Comment est-il possible qu’une personne dont le nom et l’héritage évoque la dictature de son père avec le lot de tyrannie, le souvenir de la SAVAK et de la torture, soit la figure la plus populaire du peuple iranien ?! Pourquoi cette popularité ne se reflète-t-elle pas en Iran et même pas à l’étranger ? et pourquoi cette figure populaire n’a-t-elle jamais réussi à rassembler plus de quelques dizaines, voire quelques centaines de personnes lors de ses rassemblements en exil ?

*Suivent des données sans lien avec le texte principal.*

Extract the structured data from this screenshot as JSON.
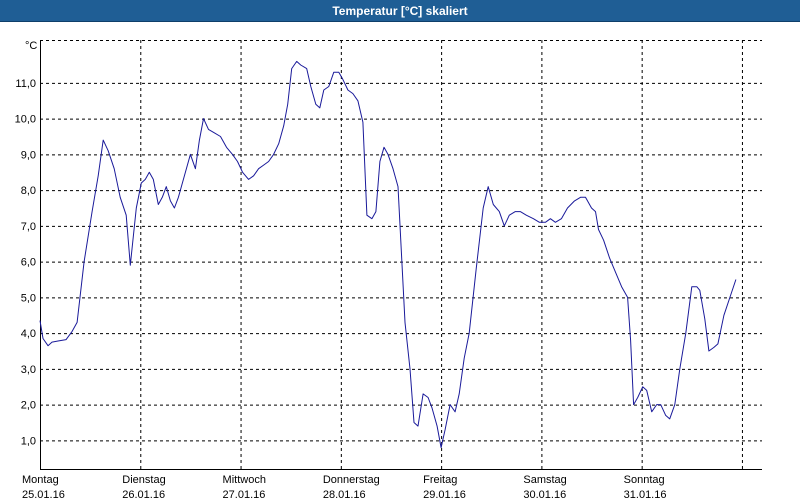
{
  "window": {
    "title": "Temperatur [°C] skaliert"
  },
  "colors": {
    "titlebar": "#1f5e95",
    "series": "#1a1a9a",
    "grid": "#000000",
    "background": "#ffffff"
  },
  "chart_data": {
    "type": "line",
    "title": "Temperatur [°C] skaliert",
    "ylabel": "°C",
    "ylim": [
      0.2,
      12.2
    ],
    "yticks": [
      1,
      2,
      3,
      4,
      5,
      6,
      7,
      8,
      9,
      10,
      11
    ],
    "ytick_labels": [
      "1,0",
      "2,0",
      "3,0",
      "4,0",
      "5,0",
      "6,0",
      "7,0",
      "8,0",
      "9,0",
      "10,0",
      "11,0"
    ],
    "xlim": [
      0,
      7.2
    ],
    "grid": true,
    "x_day_labels": [
      {
        "day": "Montag",
        "date": "25.01.16"
      },
      {
        "day": "Dienstag",
        "date": "26.01.16"
      },
      {
        "day": "Mittwoch",
        "date": "27.01.16"
      },
      {
        "day": "Donnerstag",
        "date": "28.01.16"
      },
      {
        "day": "Freitag",
        "date": "29.01.16"
      },
      {
        "day": "Samstag",
        "date": "30.01.16"
      },
      {
        "day": "Sonntag",
        "date": "31.01.16"
      }
    ],
    "series": [
      {
        "values": [
          [
            0.0,
            4.35
          ],
          [
            0.03,
            3.85
          ],
          [
            0.08,
            3.65
          ],
          [
            0.12,
            3.75
          ],
          [
            0.18,
            3.78
          ],
          [
            0.26,
            3.82
          ],
          [
            0.32,
            4.05
          ],
          [
            0.37,
            4.3
          ],
          [
            0.44,
            6.0
          ],
          [
            0.52,
            7.4
          ],
          [
            0.58,
            8.4
          ],
          [
            0.63,
            9.4
          ],
          [
            0.68,
            9.1
          ],
          [
            0.74,
            8.6
          ],
          [
            0.8,
            7.8
          ],
          [
            0.86,
            7.3
          ],
          [
            0.9,
            5.9
          ],
          [
            0.96,
            7.5
          ],
          [
            1.01,
            8.2
          ],
          [
            1.05,
            8.3
          ],
          [
            1.09,
            8.5
          ],
          [
            1.13,
            8.3
          ],
          [
            1.18,
            7.6
          ],
          [
            1.22,
            7.8
          ],
          [
            1.26,
            8.1
          ],
          [
            1.3,
            7.7
          ],
          [
            1.34,
            7.5
          ],
          [
            1.38,
            7.8
          ],
          [
            1.43,
            8.3
          ],
          [
            1.5,
            9.0
          ],
          [
            1.55,
            8.6
          ],
          [
            1.59,
            9.4
          ],
          [
            1.63,
            10.0
          ],
          [
            1.68,
            9.7
          ],
          [
            1.74,
            9.6
          ],
          [
            1.8,
            9.5
          ],
          [
            1.86,
            9.2
          ],
          [
            1.92,
            9.0
          ],
          [
            1.97,
            8.8
          ],
          [
            2.02,
            8.5
          ],
          [
            2.08,
            8.3
          ],
          [
            2.13,
            8.4
          ],
          [
            2.18,
            8.6
          ],
          [
            2.23,
            8.7
          ],
          [
            2.28,
            8.8
          ],
          [
            2.33,
            9.0
          ],
          [
            2.38,
            9.3
          ],
          [
            2.43,
            9.8
          ],
          [
            2.47,
            10.4
          ],
          [
            2.51,
            11.4
          ],
          [
            2.56,
            11.6
          ],
          [
            2.6,
            11.5
          ],
          [
            2.66,
            11.4
          ],
          [
            2.7,
            10.9
          ],
          [
            2.75,
            10.4
          ],
          [
            2.79,
            10.3
          ],
          [
            2.83,
            10.8
          ],
          [
            2.88,
            10.9
          ],
          [
            2.93,
            11.3
          ],
          [
            2.98,
            11.3
          ],
          [
            3.02,
            11.1
          ],
          [
            3.07,
            10.8
          ],
          [
            3.12,
            10.7
          ],
          [
            3.17,
            10.5
          ],
          [
            3.22,
            9.9
          ],
          [
            3.26,
            7.3
          ],
          [
            3.31,
            7.2
          ],
          [
            3.35,
            7.4
          ],
          [
            3.39,
            8.8
          ],
          [
            3.43,
            9.2
          ],
          [
            3.47,
            9.0
          ],
          [
            3.52,
            8.6
          ],
          [
            3.57,
            8.1
          ],
          [
            3.64,
            4.3
          ],
          [
            3.69,
            3.0
          ],
          [
            3.73,
            1.5
          ],
          [
            3.77,
            1.4
          ],
          [
            3.82,
            2.3
          ],
          [
            3.87,
            2.2
          ],
          [
            3.91,
            1.9
          ],
          [
            3.96,
            1.4
          ],
          [
            4.0,
            0.8
          ],
          [
            4.04,
            1.3
          ],
          [
            4.09,
            2.0
          ],
          [
            4.14,
            1.8
          ],
          [
            4.18,
            2.3
          ],
          [
            4.23,
            3.3
          ],
          [
            4.28,
            4.0
          ],
          [
            4.35,
            5.8
          ],
          [
            4.42,
            7.5
          ],
          [
            4.47,
            8.1
          ],
          [
            4.52,
            7.6
          ],
          [
            4.58,
            7.4
          ],
          [
            4.63,
            7.0
          ],
          [
            4.68,
            7.3
          ],
          [
            4.74,
            7.4
          ],
          [
            4.79,
            7.4
          ],
          [
            4.85,
            7.3
          ],
          [
            4.92,
            7.2
          ],
          [
            4.98,
            7.1
          ],
          [
            5.04,
            7.1
          ],
          [
            5.09,
            7.2
          ],
          [
            5.14,
            7.1
          ],
          [
            5.2,
            7.2
          ],
          [
            5.26,
            7.5
          ],
          [
            5.33,
            7.7
          ],
          [
            5.39,
            7.8
          ],
          [
            5.44,
            7.8
          ],
          [
            5.5,
            7.5
          ],
          [
            5.54,
            7.4
          ],
          [
            5.57,
            6.9
          ],
          [
            5.62,
            6.6
          ],
          [
            5.68,
            6.1
          ],
          [
            5.74,
            5.7
          ],
          [
            5.8,
            5.3
          ],
          [
            5.86,
            5.0
          ],
          [
            5.89,
            3.8
          ],
          [
            5.92,
            2.0
          ],
          [
            5.96,
            2.2
          ],
          [
            6.01,
            2.5
          ],
          [
            6.05,
            2.4
          ],
          [
            6.1,
            1.8
          ],
          [
            6.15,
            2.0
          ],
          [
            6.19,
            2.0
          ],
          [
            6.24,
            1.7
          ],
          [
            6.28,
            1.6
          ],
          [
            6.33,
            2.0
          ],
          [
            6.38,
            3.0
          ],
          [
            6.44,
            4.0
          ],
          [
            6.5,
            5.3
          ],
          [
            6.55,
            5.3
          ],
          [
            6.58,
            5.2
          ],
          [
            6.63,
            4.4
          ],
          [
            6.67,
            3.5
          ],
          [
            6.72,
            3.6
          ],
          [
            6.76,
            3.7
          ],
          [
            6.82,
            4.5
          ],
          [
            6.88,
            5.0
          ],
          [
            6.94,
            5.5
          ]
        ]
      }
    ]
  }
}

11- Les avantages des héritiers du Shah pour le régime sont si importants que le journal « Watan Emroz », affilié à Khamenei, écrivait le 1 février 2025 : « Les activités des monarchistes, malgré leur inefficacité, peuvent constituer une opportunité pour la République islamique. Ce courant, déjà en perte de vitesse, se présente comme un rival de la République islamique. Un rival faible est toujours une aubaine pour le régime. Les monarchistes sont faibles pour diverses raisons et ne peuvent jamais être présentés comme un système alternatif… En semant la discorde au sein de l’opposition, les Pahlavi ont rendu à la République islamique un service qu’aucun autre groupe n’a été capable de rendre. L’existence d’un courant faible et déraciné comme le monarchisme peut contribuer à la survie de la République islamique. Tel est le service que la famille royale rend au peuple iranien.»

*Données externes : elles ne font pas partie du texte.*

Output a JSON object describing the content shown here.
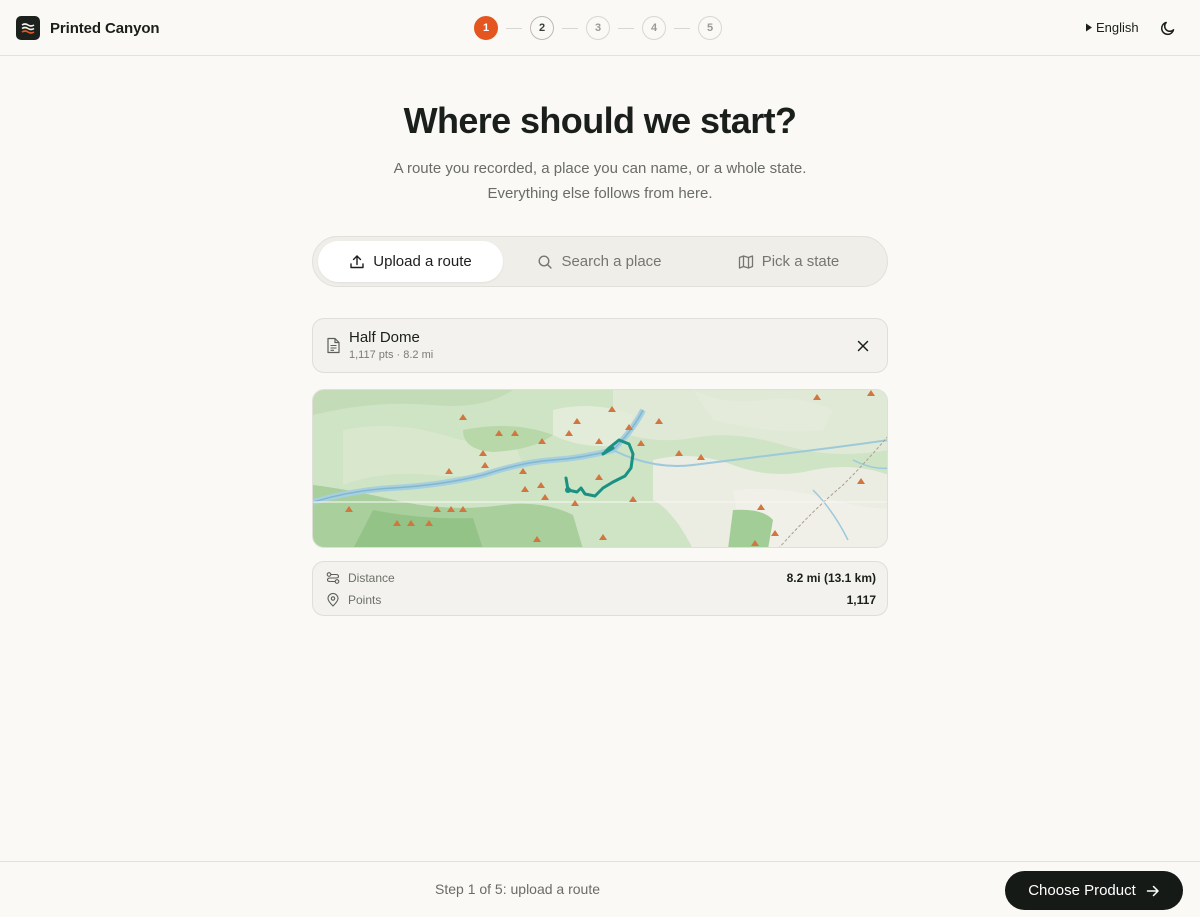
{
  "app": {
    "name": "Printed Canyon"
  },
  "stepper": {
    "steps": [
      "1",
      "2",
      "3",
      "4",
      "5"
    ],
    "current": 1
  },
  "header": {
    "language": "English"
  },
  "hero": {
    "title": "Where should we start?",
    "subtitle_line1": "A route you recorded, a place you can name, or a whole state.",
    "subtitle_line2": "Everything else follows from here."
  },
  "tabs": [
    {
      "label": "Upload a route",
      "icon": "upload-icon",
      "active": true
    },
    {
      "label": "Search a place",
      "icon": "search-icon",
      "active": false
    },
    {
      "label": "Pick a state",
      "icon": "map-icon",
      "active": false
    }
  ],
  "file": {
    "name": "Half Dome",
    "meta": "1,117 pts · 8.2 mi"
  },
  "stats": [
    {
      "label": "Distance",
      "value": "8.2 mi (13.1 km)",
      "icon": "route-icon"
    },
    {
      "label": "Points",
      "value": "1,117",
      "icon": "pin-icon"
    }
  ],
  "footer": {
    "status": "Step 1 of 5: upload a route",
    "next_label": "Choose Product"
  },
  "colors": {
    "accent": "#e4561f",
    "route": "#1a9183",
    "primary_button": "#161a17"
  }
}
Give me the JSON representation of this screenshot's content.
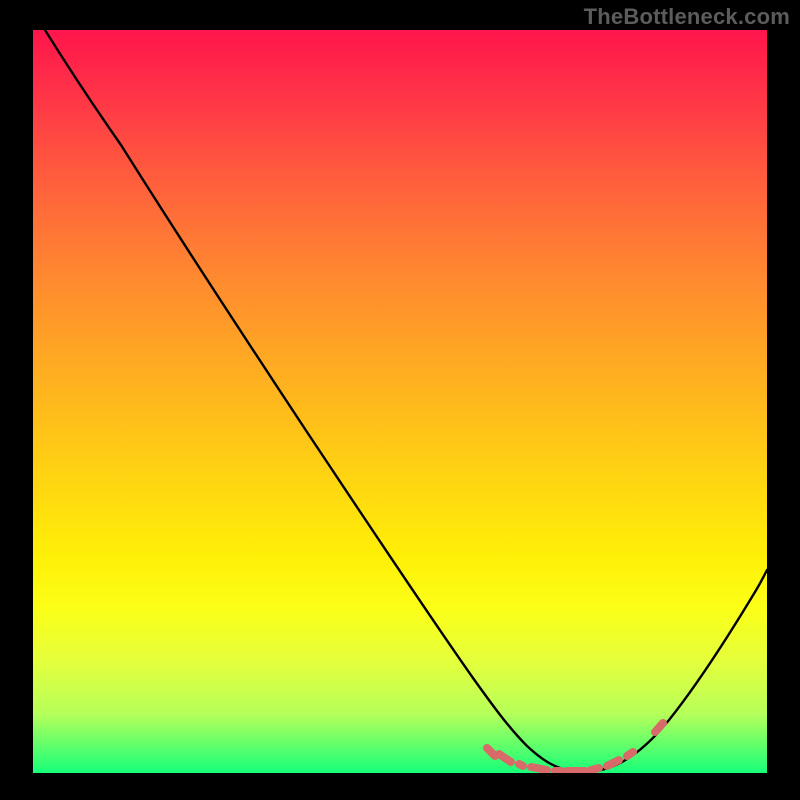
{
  "watermark": "TheBottleneck.com",
  "chart_data": {
    "type": "line",
    "title": "",
    "xlabel": "",
    "ylabel": "",
    "xlim": [
      0,
      100
    ],
    "ylim": [
      0,
      100
    ],
    "grid": false,
    "legend": false,
    "series": [
      {
        "name": "bottleneck-curve",
        "x": [
          2,
          7,
          12,
          18,
          24,
          30,
          36,
          42,
          48,
          54,
          59,
          63,
          66,
          69,
          72,
          75,
          78,
          81,
          83,
          86,
          89,
          92,
          95,
          98,
          100
        ],
        "y": [
          100,
          95,
          89,
          82,
          74,
          66,
          58,
          50,
          42,
          34,
          26,
          19,
          13,
          8,
          4,
          2,
          1,
          1,
          2,
          4,
          8,
          14,
          21,
          29,
          35
        ]
      }
    ],
    "annotations": [
      {
        "name": "optimal-range-marker",
        "type": "dash-band",
        "x_start": 63,
        "x_end": 88,
        "y": 2
      }
    ],
    "background": {
      "type": "vertical-gradient",
      "stops": [
        {
          "pos": 0.0,
          "color": "#ff154c"
        },
        {
          "pos": 0.5,
          "color": "#ffc518"
        },
        {
          "pos": 0.82,
          "color": "#f5ff25"
        },
        {
          "pos": 1.0,
          "color": "#16ff79"
        }
      ]
    }
  }
}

12- Le Monde écrivait le 5 juillet sous le titre « Le retour opportun de Reza Pahlavi au lendemain des frappes aériennes américaines » : « Reza Pahlavi réapparaît sur nos écrans à chaque fois que le régime iranien semble sur le point de vaciller. Le prince héritier de la dernière dynastie royale de Téhéran, celle des Pahlavi chassé par la révolution de 1979, surfe sur l’onde de choc des bombardements de l’aviation américaines sur les sites nucléaires iraniens, le 21 juin. Bien que pris de court par le cessez-le-feu décrété par Donald Trump, le 24 juin, l’homme, installé aux Etats-Unis, n’a pas renoncé à préparer la suite.

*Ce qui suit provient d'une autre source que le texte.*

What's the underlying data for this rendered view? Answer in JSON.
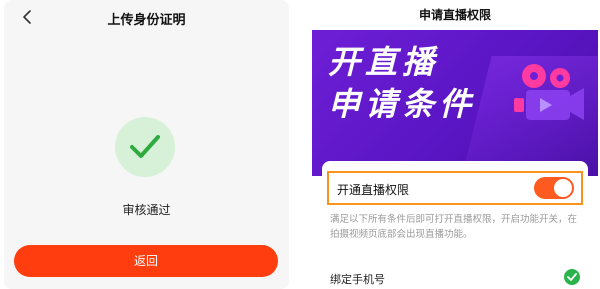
{
  "left": {
    "title": "上传身份证明",
    "status_text": "审核通过",
    "return_label": "返回",
    "colors": {
      "button": "#ff3d0f",
      "success_bg": "#d6f1d8",
      "success_check": "#2eaa40"
    }
  },
  "right": {
    "title": "申请直播权限",
    "banner": {
      "line1": "开直播",
      "line2": "申请条件",
      "colors": {
        "bg_start": "#6e1fd6",
        "bg_end": "#4b11a8",
        "camera_accent": "#ff3aa0"
      }
    },
    "toggle": {
      "label": "开通直播权限",
      "state": "on",
      "colors": {
        "on": "#ff5a1f",
        "highlight_border": "#f7941d"
      }
    },
    "description": "满足以下所有条件后即可打开直播权限，开启功能开关，在拍摄视频页底部会出现直播功能。",
    "conditions": [
      {
        "label": "绑定手机号",
        "status": "satisfied",
        "icon": "check-circle-icon"
      }
    ]
  }
}
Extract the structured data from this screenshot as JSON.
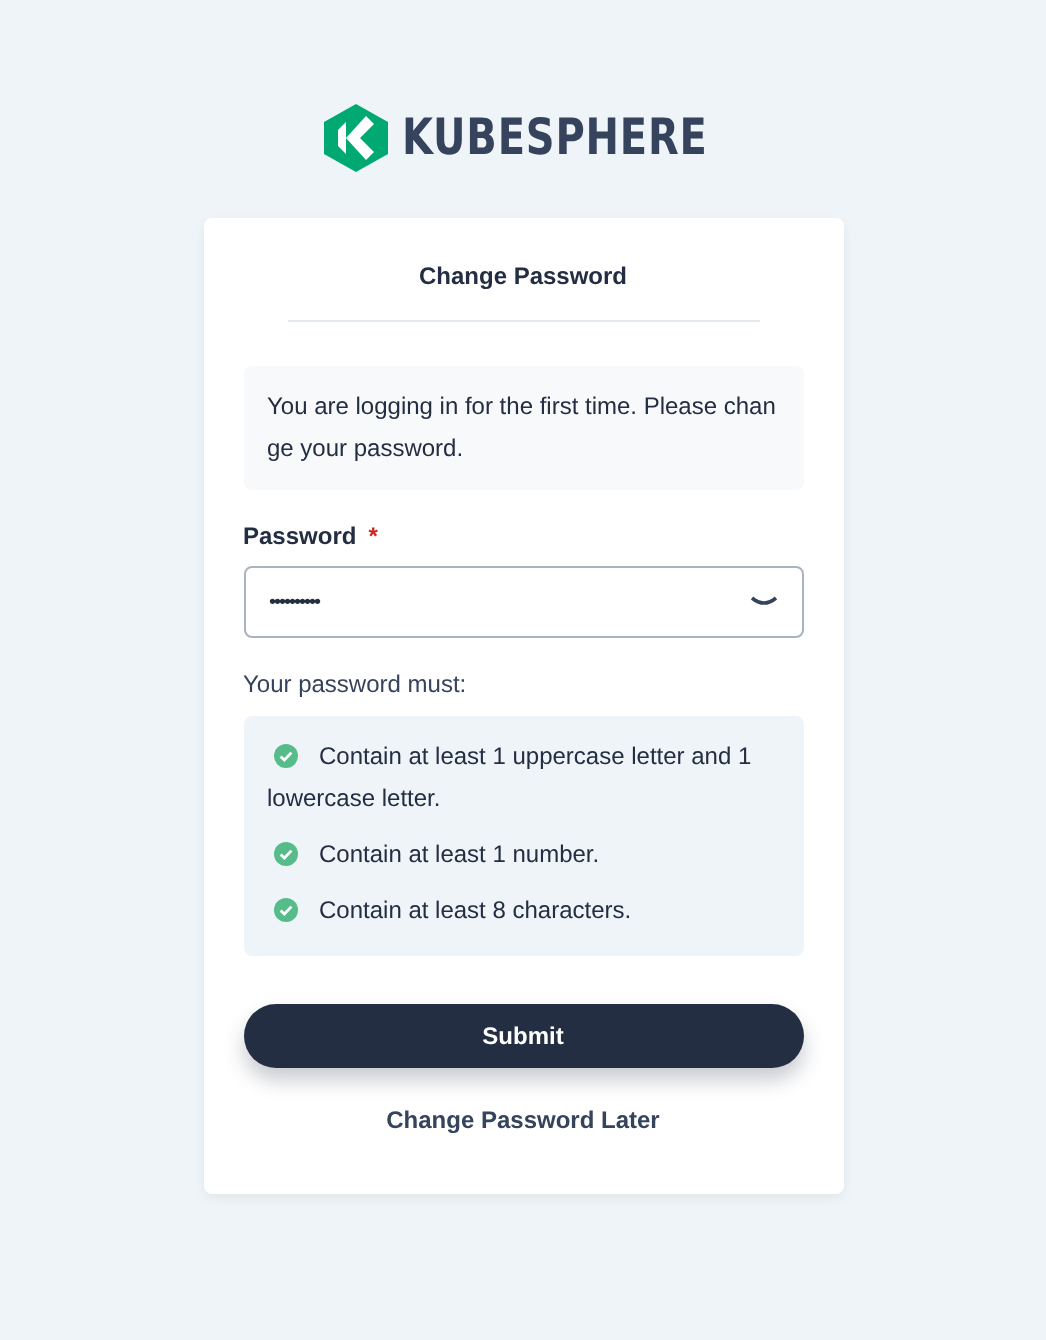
{
  "logo": {
    "text": "KUBESPHERE"
  },
  "card": {
    "title": "Change Password",
    "notice": "You are logging in for the first time. Please change your password.",
    "password": {
      "label": "Password",
      "required_mark": "*",
      "value": "••••••••••"
    },
    "rules_heading": "Your password must:",
    "rules": [
      {
        "text": "Contain at least 1 uppercase letter and 1 lowercase letter.",
        "met": true
      },
      {
        "text": "Contain at least 1 number.",
        "met": true
      },
      {
        "text": "Contain at least 8 characters.",
        "met": true
      }
    ],
    "submit": "Submit",
    "later": "Change Password Later"
  }
}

L’OMPI est le principal ennemi des deux dictatures du Shah et des mollahs
13- Le Shah a exécuté les membres de l’OMPI qui contestaient sa dictature, les qualifiant à tort de marxistes islamiques. Les mollahs ont répété à maintes reprises que leur principal ennemi était l’OMPI. Par conséquent, dans un système où tout partisan de l’OMPI ou participant aux manifestations de l’opposition est menacé d’arrestation, de torture et d’exécution en tant que « mohareb » (ennemi de Dieu), toute prétention à des sondages d’opinion crédibles exclut a priori du cycle de sondage, les partisans de l’OMPI et les véritables opposants. Car chacun sait que le régime s’attache avant tout à réprimer ce mouvement. Le régime iranien a exécuté des dizaines de milliers de moudjahidine du peuple dans les années 1980, ce qui, selon le Rapporteur spécial des Nations Unies, constitue un crime contre l’humanité et un génocide.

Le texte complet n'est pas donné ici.